Pumpkin patch, refreshments and games. Hay rides and petting zoo on weekends. Extra charge for hay rides and games.
Parkerosa Farms Pumpkin Patch began simply when Rick Parker’s uncle grew too many pumpkins in 2007. The family set up a small lean-to on their property on Chilvers Road, which they have owned for 48 years, and sold those pumpkins. The next year, they decided to grow their own crop.
Parkerosa Farms is owned by Rick Parker, his brothers Ronald Parker and Ryan Parker and their mother Gloria Parker but the entire family gets into the fun during the month of October.
“The kids really enjoy it,” Rick Parker said. “My kids are grown and they come out every weekend and face paint and things like that and the grandkids love it, too.”
The pumpkin patch is open daily, offering the chance for pumpkins and pictures. On weekends, a wagon ride through the family’s 30 acres is offered, as well as a chance to visit with the resident animals in the petting zoo.
“It’s fun to see all the kids come out and have a great time,” Rick Parker said about what keeps his family opening year after year.
The Pumpkin Patch
518 Goodrich Rd., Centralia
Facebook.com/The-Pumpkin-Patch-207173096017386/, (360) 269-173
Open daily 10 a.m.-dusk now through Oct. 31
Free small corn maze, photo props, pumpkins, old tractors to look at and sit on, hayrides ($2 per kid) and straw pit. Hayrides with group reservation during week otherwise hayrides on weekends. Pumpkin canon on weekends. Pumpkins and winter squash and fall décor.
Tim Crockett and his wife, Linda, began the simply named pumpkin patch off Harrison Avenue in Centralia in 1983.
“We were really just trying something,” Crockett said. “There weren’t any out here at the time.”
Over the years The Pumpkin Patch has become a favorite among families for their outrageous hay bale sculptures, rows of tractors for kids to play on and homey feel. Crockett said their target audience is mostly young families, with a corn maze that isn’t too big or scary, friendly farm animals to see and a straw pit to jump into.

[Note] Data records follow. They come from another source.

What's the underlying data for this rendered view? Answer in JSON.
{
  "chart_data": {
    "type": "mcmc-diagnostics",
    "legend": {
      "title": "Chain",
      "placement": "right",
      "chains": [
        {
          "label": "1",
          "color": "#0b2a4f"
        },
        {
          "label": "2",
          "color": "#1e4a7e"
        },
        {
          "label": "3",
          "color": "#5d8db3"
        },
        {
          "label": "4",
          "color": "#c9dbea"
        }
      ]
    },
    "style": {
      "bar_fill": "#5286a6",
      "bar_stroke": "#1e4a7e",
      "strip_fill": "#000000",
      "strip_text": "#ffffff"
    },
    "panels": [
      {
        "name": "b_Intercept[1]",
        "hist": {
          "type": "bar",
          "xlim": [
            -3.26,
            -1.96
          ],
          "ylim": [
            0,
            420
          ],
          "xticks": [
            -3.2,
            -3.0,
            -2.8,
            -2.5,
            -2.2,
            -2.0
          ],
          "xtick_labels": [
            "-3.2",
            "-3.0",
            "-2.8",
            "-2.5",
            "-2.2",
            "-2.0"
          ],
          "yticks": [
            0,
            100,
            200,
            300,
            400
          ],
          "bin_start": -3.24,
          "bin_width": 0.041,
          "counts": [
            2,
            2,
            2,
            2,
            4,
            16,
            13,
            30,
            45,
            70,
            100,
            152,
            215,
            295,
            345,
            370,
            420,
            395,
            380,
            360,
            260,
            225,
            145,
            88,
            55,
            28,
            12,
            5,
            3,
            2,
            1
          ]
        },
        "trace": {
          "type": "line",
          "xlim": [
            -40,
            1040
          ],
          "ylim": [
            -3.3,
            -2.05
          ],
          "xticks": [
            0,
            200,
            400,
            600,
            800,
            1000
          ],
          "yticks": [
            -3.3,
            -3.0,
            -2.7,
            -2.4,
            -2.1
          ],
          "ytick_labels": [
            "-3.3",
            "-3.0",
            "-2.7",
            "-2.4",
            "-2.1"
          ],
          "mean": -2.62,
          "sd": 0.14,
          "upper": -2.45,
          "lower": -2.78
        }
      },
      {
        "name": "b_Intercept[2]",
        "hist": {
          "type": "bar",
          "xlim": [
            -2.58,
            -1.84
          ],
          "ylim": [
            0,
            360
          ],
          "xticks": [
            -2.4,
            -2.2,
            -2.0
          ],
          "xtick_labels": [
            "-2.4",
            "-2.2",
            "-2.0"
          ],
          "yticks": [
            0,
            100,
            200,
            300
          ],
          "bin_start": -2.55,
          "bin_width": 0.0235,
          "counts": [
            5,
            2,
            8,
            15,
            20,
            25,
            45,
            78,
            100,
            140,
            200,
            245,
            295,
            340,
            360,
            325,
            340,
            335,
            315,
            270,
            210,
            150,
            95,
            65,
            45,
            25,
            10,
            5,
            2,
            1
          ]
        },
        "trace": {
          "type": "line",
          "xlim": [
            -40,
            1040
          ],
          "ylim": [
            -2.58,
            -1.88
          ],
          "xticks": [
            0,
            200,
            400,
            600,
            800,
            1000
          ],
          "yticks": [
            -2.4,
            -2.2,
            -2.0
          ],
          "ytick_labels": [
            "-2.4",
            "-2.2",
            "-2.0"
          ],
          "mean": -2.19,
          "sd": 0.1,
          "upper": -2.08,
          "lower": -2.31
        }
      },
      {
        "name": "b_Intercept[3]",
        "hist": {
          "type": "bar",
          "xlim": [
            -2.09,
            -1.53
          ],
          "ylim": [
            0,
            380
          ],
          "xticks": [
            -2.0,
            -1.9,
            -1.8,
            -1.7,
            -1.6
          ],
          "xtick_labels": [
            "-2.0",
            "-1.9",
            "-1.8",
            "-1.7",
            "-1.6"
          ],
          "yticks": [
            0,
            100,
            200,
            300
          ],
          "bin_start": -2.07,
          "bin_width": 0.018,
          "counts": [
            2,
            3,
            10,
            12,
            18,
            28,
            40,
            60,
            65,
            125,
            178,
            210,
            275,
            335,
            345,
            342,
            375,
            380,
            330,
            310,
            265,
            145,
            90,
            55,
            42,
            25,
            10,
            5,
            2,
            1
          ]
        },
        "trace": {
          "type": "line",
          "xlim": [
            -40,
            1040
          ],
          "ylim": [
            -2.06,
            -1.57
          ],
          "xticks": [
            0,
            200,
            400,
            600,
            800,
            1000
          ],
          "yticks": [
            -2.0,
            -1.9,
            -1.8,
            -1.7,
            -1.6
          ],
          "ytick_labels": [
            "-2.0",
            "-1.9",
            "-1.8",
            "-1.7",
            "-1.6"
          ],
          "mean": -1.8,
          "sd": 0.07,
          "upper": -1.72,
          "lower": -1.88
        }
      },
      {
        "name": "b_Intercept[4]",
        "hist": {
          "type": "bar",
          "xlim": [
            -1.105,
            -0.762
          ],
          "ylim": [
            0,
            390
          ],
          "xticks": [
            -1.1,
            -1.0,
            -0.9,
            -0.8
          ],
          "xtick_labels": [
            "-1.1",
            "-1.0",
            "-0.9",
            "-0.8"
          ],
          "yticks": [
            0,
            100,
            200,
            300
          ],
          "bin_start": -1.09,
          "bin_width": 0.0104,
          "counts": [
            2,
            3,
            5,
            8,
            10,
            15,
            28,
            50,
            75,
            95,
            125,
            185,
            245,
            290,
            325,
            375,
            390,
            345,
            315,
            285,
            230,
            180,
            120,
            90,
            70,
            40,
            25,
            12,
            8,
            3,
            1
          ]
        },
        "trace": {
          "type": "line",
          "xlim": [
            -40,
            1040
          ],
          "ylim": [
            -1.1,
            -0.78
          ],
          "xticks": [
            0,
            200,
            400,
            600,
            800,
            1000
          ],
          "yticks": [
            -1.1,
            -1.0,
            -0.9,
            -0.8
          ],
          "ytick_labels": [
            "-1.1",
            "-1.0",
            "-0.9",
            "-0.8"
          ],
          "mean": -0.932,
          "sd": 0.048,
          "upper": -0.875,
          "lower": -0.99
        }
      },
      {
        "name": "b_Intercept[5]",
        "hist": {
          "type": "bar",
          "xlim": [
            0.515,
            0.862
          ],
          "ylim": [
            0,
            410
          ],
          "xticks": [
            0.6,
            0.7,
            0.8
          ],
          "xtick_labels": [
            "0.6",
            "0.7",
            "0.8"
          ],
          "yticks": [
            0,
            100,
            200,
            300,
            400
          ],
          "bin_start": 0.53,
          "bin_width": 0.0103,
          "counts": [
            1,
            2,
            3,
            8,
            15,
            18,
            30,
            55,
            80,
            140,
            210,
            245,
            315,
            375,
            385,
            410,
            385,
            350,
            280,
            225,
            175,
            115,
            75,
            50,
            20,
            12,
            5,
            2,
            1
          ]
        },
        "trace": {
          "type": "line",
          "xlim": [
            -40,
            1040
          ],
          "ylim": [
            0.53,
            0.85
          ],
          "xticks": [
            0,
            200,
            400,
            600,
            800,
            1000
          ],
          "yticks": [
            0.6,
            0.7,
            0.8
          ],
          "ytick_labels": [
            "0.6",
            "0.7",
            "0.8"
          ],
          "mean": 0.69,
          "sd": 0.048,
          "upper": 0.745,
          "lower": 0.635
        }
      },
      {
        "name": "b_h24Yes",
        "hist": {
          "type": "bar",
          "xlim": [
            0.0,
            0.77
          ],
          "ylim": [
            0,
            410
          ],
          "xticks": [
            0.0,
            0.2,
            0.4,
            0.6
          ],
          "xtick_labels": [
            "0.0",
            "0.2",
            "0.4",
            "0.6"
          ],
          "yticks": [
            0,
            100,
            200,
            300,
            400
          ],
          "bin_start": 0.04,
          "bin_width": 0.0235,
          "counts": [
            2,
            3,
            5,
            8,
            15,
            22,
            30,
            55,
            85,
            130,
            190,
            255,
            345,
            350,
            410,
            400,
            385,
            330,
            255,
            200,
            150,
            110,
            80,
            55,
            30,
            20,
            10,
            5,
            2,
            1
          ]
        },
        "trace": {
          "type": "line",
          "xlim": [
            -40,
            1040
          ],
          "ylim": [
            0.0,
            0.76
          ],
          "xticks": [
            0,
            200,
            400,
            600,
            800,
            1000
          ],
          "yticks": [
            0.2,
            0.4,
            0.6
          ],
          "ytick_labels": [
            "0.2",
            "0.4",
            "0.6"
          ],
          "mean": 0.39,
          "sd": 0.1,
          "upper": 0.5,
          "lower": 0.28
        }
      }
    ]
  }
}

And you have the option of picking your pumpkin from the farm stand near the parking lot (where you can also buy gourds, squash and other fall foods and décor items) or in the fields.
“This was a good season for us,” Crockett said of the selection this year. “Normally, I’m the one saying ‘these are great pumpkins this year’ but my wife says these are some of the nicest ones she’s seen. We have lots of different sizes.”
WillyTee’s Pumpkin Patch
3415 Jackson Hwy., Chehalis
(360) 880-5411, facebook.com/WillyTees-Pumpkin-Patch-113551025356280/, firstname.lastname@example.org,
3 p.m. to 6:30 p.m. Monday-Thursday and 10 a.m. to 6:30 p.m. Friday-Sunday now through Oct. 31
Pumpkins and squash for sale, crafts and caricatures for the children.
The Teitzel family has been in the pumpkin business somewhere around 22 years, though Bill Teitzel can’t recall exactly how many years. Teitzel’s children are the seventh generation of their family to live on the property off Jackson Highway south of Chehalis and they wanted to do something that connected them to the property’s roots.
“I have a full-time job. I work every day. But it’s been in our family for a long time and this has brought me closer to my heritage,” Teitzel said.
Though WillyTee’s Pumpkin Patch has grown since its first years, Teitzel said the family has purposefully kept it small. Teitzel personally draws caricatures of kids at the farm on evenings and weekends and visitors can buy pumpkins, squash, craft items and home décor. The setting is also a perfect backdrop for photo opps, as the site boasts original late 1800s and early 1900s barns and structures. Teitzel said it is this small town feel that he believes brings customers back year after year.
“I’ve seen people who used to be kids coming here bring their own kids back here,” he said.